MONTCOAL, W.Va. -- Grieving relatives began burying victims of the Upper Big Branch coal mine disaster Friday. At least 25 miners were killed in Monday's explosion, the biggest U.S. mining disaster in more than a quarter-century.
More than 300 people packed Mullens Pentecostal Holiness Church for the funeral of Benny Willingham, a 61-year-old miner who was five weeks from retiring when he died.
He was saved 19 years ago this week, said the Rev. Gary Pollard, pastor of the Mullens Family Worship Center, where Willingham was a deacon.
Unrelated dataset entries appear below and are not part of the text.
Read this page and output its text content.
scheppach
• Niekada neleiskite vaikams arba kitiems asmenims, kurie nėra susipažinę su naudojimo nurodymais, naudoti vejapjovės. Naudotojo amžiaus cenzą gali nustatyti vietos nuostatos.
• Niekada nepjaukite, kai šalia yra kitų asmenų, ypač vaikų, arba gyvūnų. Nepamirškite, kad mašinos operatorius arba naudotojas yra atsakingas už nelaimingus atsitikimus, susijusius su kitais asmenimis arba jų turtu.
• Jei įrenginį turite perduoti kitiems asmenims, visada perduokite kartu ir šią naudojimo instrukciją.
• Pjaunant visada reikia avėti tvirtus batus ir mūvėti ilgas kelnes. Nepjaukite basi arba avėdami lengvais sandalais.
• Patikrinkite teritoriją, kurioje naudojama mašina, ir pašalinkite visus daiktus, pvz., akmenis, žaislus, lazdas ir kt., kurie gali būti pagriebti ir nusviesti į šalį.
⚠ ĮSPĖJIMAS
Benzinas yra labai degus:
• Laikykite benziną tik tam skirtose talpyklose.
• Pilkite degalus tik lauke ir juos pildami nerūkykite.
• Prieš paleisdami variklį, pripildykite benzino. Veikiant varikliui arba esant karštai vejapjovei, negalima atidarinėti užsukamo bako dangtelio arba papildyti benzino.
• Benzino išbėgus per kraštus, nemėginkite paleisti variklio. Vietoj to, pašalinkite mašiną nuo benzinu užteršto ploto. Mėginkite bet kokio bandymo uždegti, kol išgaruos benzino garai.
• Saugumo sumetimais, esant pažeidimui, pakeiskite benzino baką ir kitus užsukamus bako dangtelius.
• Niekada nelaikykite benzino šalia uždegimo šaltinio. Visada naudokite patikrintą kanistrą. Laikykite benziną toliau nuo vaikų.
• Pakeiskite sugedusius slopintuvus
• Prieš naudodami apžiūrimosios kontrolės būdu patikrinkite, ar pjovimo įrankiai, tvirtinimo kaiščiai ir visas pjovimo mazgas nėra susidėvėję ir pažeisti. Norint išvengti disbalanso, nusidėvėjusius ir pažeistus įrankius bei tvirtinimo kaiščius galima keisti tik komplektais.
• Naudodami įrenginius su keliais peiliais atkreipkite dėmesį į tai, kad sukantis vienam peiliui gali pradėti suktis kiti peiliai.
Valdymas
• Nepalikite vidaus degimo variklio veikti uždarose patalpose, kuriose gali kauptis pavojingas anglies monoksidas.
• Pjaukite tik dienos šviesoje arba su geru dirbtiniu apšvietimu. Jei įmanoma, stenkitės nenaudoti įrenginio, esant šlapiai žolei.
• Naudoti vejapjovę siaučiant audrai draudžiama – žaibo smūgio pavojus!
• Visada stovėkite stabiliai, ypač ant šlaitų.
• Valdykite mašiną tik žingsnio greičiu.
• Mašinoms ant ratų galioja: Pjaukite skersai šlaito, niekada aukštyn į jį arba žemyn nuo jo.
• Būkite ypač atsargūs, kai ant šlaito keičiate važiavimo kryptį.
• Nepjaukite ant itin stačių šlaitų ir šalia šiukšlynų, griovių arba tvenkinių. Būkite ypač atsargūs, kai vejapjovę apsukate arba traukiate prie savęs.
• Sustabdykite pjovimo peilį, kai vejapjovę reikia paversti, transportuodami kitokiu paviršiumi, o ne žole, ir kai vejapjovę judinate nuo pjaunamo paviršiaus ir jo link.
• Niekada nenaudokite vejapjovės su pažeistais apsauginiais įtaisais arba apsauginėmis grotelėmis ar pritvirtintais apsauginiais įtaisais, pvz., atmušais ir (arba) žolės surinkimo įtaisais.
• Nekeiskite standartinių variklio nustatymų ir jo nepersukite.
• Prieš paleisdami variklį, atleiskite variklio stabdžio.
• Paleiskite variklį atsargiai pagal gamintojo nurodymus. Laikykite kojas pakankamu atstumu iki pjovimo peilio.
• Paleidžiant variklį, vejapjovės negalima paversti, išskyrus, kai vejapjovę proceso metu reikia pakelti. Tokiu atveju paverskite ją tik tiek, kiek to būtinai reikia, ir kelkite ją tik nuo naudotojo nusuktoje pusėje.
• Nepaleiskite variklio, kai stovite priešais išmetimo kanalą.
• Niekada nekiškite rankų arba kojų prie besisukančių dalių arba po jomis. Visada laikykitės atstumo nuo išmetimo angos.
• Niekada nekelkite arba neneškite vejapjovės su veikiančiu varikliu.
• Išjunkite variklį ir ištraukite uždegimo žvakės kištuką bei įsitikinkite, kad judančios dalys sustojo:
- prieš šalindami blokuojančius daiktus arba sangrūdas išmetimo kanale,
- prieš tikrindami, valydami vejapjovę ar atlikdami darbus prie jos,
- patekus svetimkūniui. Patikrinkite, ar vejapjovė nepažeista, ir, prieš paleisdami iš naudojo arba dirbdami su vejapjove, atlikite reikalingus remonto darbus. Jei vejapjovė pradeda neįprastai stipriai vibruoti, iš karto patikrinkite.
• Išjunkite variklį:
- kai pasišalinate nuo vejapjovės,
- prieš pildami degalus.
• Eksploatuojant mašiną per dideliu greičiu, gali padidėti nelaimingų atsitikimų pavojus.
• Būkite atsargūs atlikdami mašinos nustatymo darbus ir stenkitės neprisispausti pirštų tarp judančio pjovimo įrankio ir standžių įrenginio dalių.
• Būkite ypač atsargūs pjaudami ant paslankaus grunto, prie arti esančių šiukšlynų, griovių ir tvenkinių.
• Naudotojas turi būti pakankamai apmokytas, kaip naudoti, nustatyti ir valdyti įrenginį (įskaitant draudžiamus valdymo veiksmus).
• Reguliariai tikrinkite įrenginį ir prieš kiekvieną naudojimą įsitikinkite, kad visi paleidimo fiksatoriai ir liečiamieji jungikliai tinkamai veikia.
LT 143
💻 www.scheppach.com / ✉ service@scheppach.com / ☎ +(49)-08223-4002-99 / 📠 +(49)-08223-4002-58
The two had weekly 45-minute talks -- about God, about Christian living, about their families and friends -- every Sunday morning for the past five years.
Pollard said the last time he saw Willingham, the miner's words were almost prophetic: "If I die tomorrow, I've lived a good life."
"He wasn't the biggest man in town. He didn't have the stature of some of you sitting here," said Pollard, whose own church across town was too small for the crowd. "But if you could see the size of this man's heart, you'd see a giant."
Willingham was dressed in a red shirt in the open coffin, jet-black hair and mustache neatly combed, family snapshots tucked in the satin around his head and shoulders. The image of a pick, shovel and miner's helmet was embroidered in the fabric along with his name, and a flag draped the lower half of his coffin in a nod to his service during the Vietnam War era in the Air Force.
Three Air Force veterans, friends of his for more than 40 years, traveled with their wives from Ohio, California and North Carolina to say goodbye.
"That's astonishing," said the Rev. Lewis Arnold, pastor of the host church, "but that is Benny Willingham."